Quem viaja nestes tapetes voadores do Saara carrega tempo naquela caixa e nos livros, links e hiperlinks. Quem vive nesta casa vê, ao longe, o que, por agora, parece ser a linha de chegada - e do horizonte. São miragens, projeções, revelações, criações, críticas e edições de quem viaja enquanto vigia. Como é incrível ter passado nesse lugar!

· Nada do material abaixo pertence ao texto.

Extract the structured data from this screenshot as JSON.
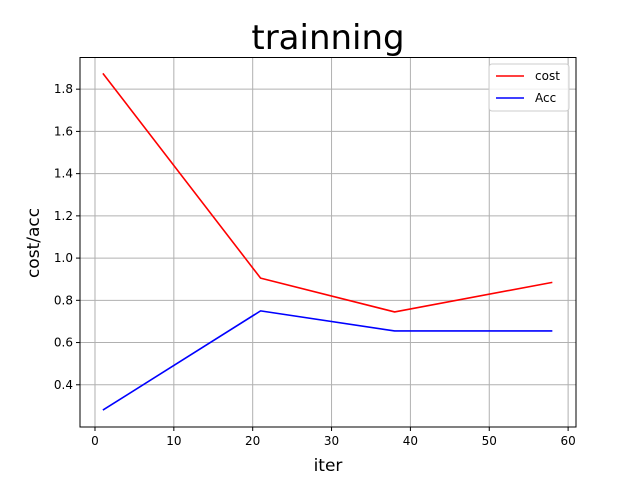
{
  "chart_data": {
    "type": "line",
    "title": "trainning",
    "xlabel": "iter",
    "ylabel": "cost/acc",
    "xlim": [
      -1.9,
      61
    ],
    "ylim": [
      0.2,
      1.95
    ],
    "xticks": [
      0,
      10,
      20,
      30,
      40,
      50,
      60
    ],
    "yticks": [
      0.4,
      0.6,
      0.8,
      1.0,
      1.2,
      1.4,
      1.6,
      1.8
    ],
    "grid": true,
    "legend_position": "top-right",
    "series": [
      {
        "name": "cost",
        "color": "#ff0000",
        "x": [
          1,
          21,
          38,
          58
        ],
        "y": [
          1.875,
          0.905,
          0.745,
          0.885
        ]
      },
      {
        "name": "Acc",
        "color": "#0000ff",
        "x": [
          1,
          21,
          38,
          58
        ],
        "y": [
          0.28,
          0.75,
          0.655,
          0.655
        ]
      }
    ]
  }
}
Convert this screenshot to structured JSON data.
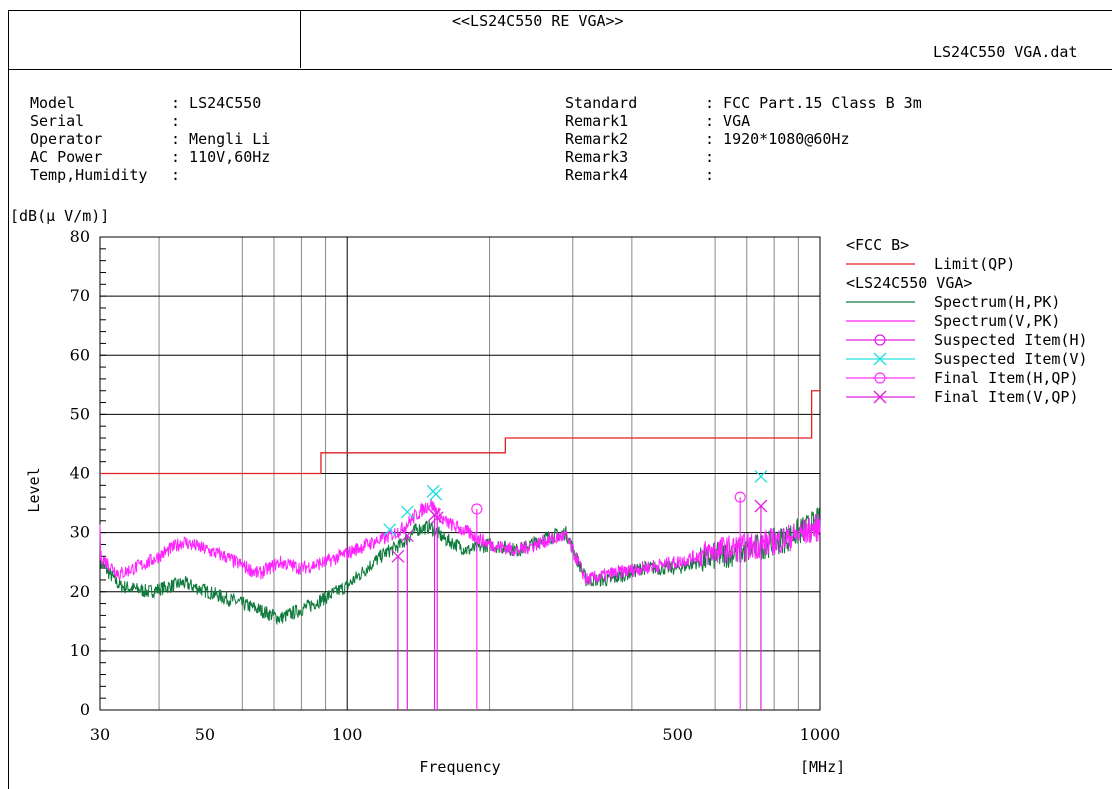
{
  "header": {
    "title": "<<LS24C550 RE VGA>>",
    "filename": "LS24C550 VGA.dat"
  },
  "info_left": [
    {
      "label": "Model",
      "value": ": LS24C550"
    },
    {
      "label": "Serial",
      "value": ":"
    },
    {
      "label": "Operator",
      "value": ": Mengli Li"
    },
    {
      "label": "AC Power",
      "value": ": 110V,60Hz"
    },
    {
      "label": "Temp,Humidity",
      "value": ":"
    }
  ],
  "info_right": [
    {
      "label": "Standard",
      "value": ": FCC Part.15 Class B 3m"
    },
    {
      "label": "Remark1",
      "value": ": VGA"
    },
    {
      "label": "Remark2",
      "value": ": 1920*1080@60Hz"
    },
    {
      "label": "Remark3",
      "value": ":"
    },
    {
      "label": "Remark4",
      "value": ":"
    }
  ],
  "chart_data": {
    "type": "line",
    "title": "",
    "xlabel": "Frequency",
    "x_unit": "[MHz]",
    "ylabel": "Level",
    "y_unit": "[dB(μ V/m)]",
    "xscale": "log",
    "xlim": [
      30,
      1000
    ],
    "ylim": [
      0,
      80
    ],
    "x_ticks": [
      30,
      50,
      100,
      500,
      1000
    ],
    "y_ticks": [
      0,
      10,
      20,
      30,
      40,
      50,
      60,
      70,
      80
    ],
    "grid": true,
    "legend_position": "right",
    "legend_groups": [
      "<FCC B>",
      "<LS24C550 VGA>"
    ],
    "colors": {
      "limit": "#e02020",
      "spectrum_h": "#0f7a3c",
      "spectrum_v": "#ff22ff",
      "suspect_h": "#e020e0",
      "suspect_v": "#20e0e0",
      "final_h": "#ff33ff",
      "final_v": "#e020e0"
    },
    "series": [
      {
        "name": "Limit(QP)",
        "group": "<FCC B>",
        "style": "step",
        "x": [
          30,
          88,
          88,
          216,
          216,
          960,
          960,
          1000
        ],
        "y": [
          40,
          40,
          43.5,
          43.5,
          46,
          46,
          54,
          54
        ]
      },
      {
        "name": "Spectrum(H,PK)",
        "group": "<LS24C550 VGA>",
        "style": "noisy-line",
        "x": [
          30,
          33,
          38,
          45,
          55,
          65,
          72,
          80,
          90,
          100,
          110,
          120,
          130,
          140,
          150,
          160,
          180,
          200,
          230,
          260,
          290,
          320,
          360,
          420,
          500,
          600,
          700,
          850,
          1000
        ],
        "y": [
          25,
          21,
          20,
          21.5,
          19,
          17,
          15.5,
          17,
          19,
          21,
          24,
          26.5,
          28,
          30.5,
          31,
          29,
          27,
          28,
          27,
          29,
          30,
          22,
          22,
          24,
          24,
          26,
          27,
          29,
          32
        ]
      },
      {
        "name": "Spectrum(V,PK)",
        "group": "<LS24C550 VGA>",
        "style": "noisy-line",
        "x": [
          30,
          33,
          38,
          45,
          55,
          65,
          72,
          80,
          90,
          100,
          110,
          120,
          130,
          140,
          150,
          160,
          180,
          200,
          230,
          260,
          290,
          320,
          360,
          420,
          500,
          600,
          700,
          850,
          1000
        ],
        "y": [
          26,
          23,
          25,
          28.5,
          26,
          23,
          25,
          24,
          25,
          26.5,
          28,
          29,
          30.5,
          33,
          35,
          32,
          30,
          28,
          27,
          28.5,
          29.5,
          22,
          23,
          24,
          25,
          27,
          27.5,
          29,
          31
        ]
      },
      {
        "name": "Suspected Item(H)",
        "group": "<LS24C550 VGA>",
        "marker": "o",
        "x": [],
        "y": []
      },
      {
        "name": "Suspected Item(V)",
        "group": "<LS24C550 VGA>",
        "marker": "x",
        "x": [
          123,
          134,
          152,
          154,
          750
        ],
        "y": [
          30.5,
          33.5,
          37,
          36.5,
          39.5
        ]
      },
      {
        "name": "Final Item(H,QP)",
        "group": "<LS24C550 VGA>",
        "marker": "o",
        "x": [
          188,
          678
        ],
        "y": [
          34,
          36
        ]
      },
      {
        "name": "Final Item(V,QP)",
        "group": "<LS24C550 VGA>",
        "marker": "x",
        "x": [
          128,
          134,
          153,
          155,
          750
        ],
        "y": [
          26,
          29.5,
          33,
          32.5,
          34.5
        ]
      }
    ]
  }
}
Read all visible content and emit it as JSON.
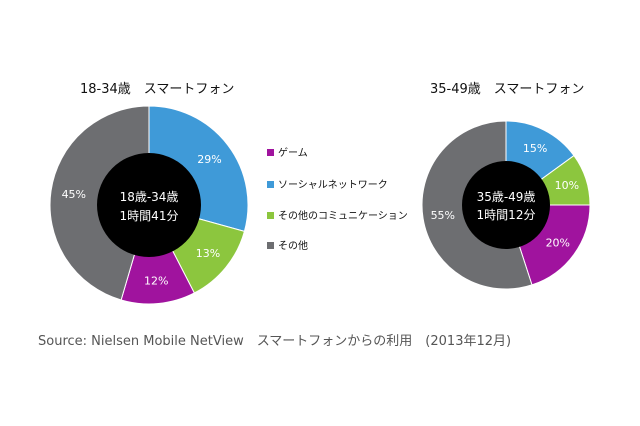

Dona Fryderika, sentindo a nuvem de chumbo pesar sobre os judeus da Hungria, trocou tudo por Nilópolis. A tristeza que viveu e viu foi reflexo nítido naqueles úmidos olhos - até quando, assassinada, os fechou pra sempre. As fotos de Vovó Fryda estão na caixa. Claudia Hersz cresceu ao som de iídiche em casa, brincando no pátio da igreja vizinha e temendo o dia em que seria catequizada à força. A complexa condição da dupla nacionalidade judaico-brasileira fez de Claudia uma estrangeira nativa, cuja mezuzah, palavra de Deus, é um mecanismo musical que, ao girar a manivela, toca “hava naguila, hava naguila, hava naguila, ora iê iê ô Oxum”.
O próprio corpo de Deus está aqui. Carregado, líquido, no “Salade - Petite Hommage a N.L.”, tem cheiro de flor de laranjeira, toque de mão de mãe e cor de ouro de Rosa. Se tapete voador fosse peça de batalha naval, estaríamos no C 20. Mas não estamos pra esse jogo.
Em Khaza - título que faz referência aos Khazares, povo asiático europeu convertido ao judaísmo no século VII, origem dos ashkenazim e da família de Hersz -, não há detalhe que não se endereçam a olhos curiosos. Claudia é uma artista que, sem proselitismos, acredita no fazer, na habilidade, no capricho, no detalhe e no uso de toda e qualquer técnica e material que à mão, ao cérebro e ao coração se oferecem.
Se o movimento resultante de tudo isso é de desbravar o desconhecido continente tempo, nestes trabalhos, atravessamos dois níveis de tempo: o da história social e cultural e o das narrativas individuais. Nesta exposição, são criados teia rítmica e tecidos temporais, construídos a partir de links que nos transportam a (des)memórias, (con)vivências, criações, transcendências e (in)existências. As tapeçarias-pinturas que flutuam no espaço (sem saber de onde e para onde abrem suas janelas) foram cosidas, cozidas e ressituadas. As imagens que, um dia, estrangeiros usaram para explicar sociedades, seus espaços e costumes rugem das feiras de antiguidade e, se, depois do cajado de Abraão, são novas, os mundos são novos.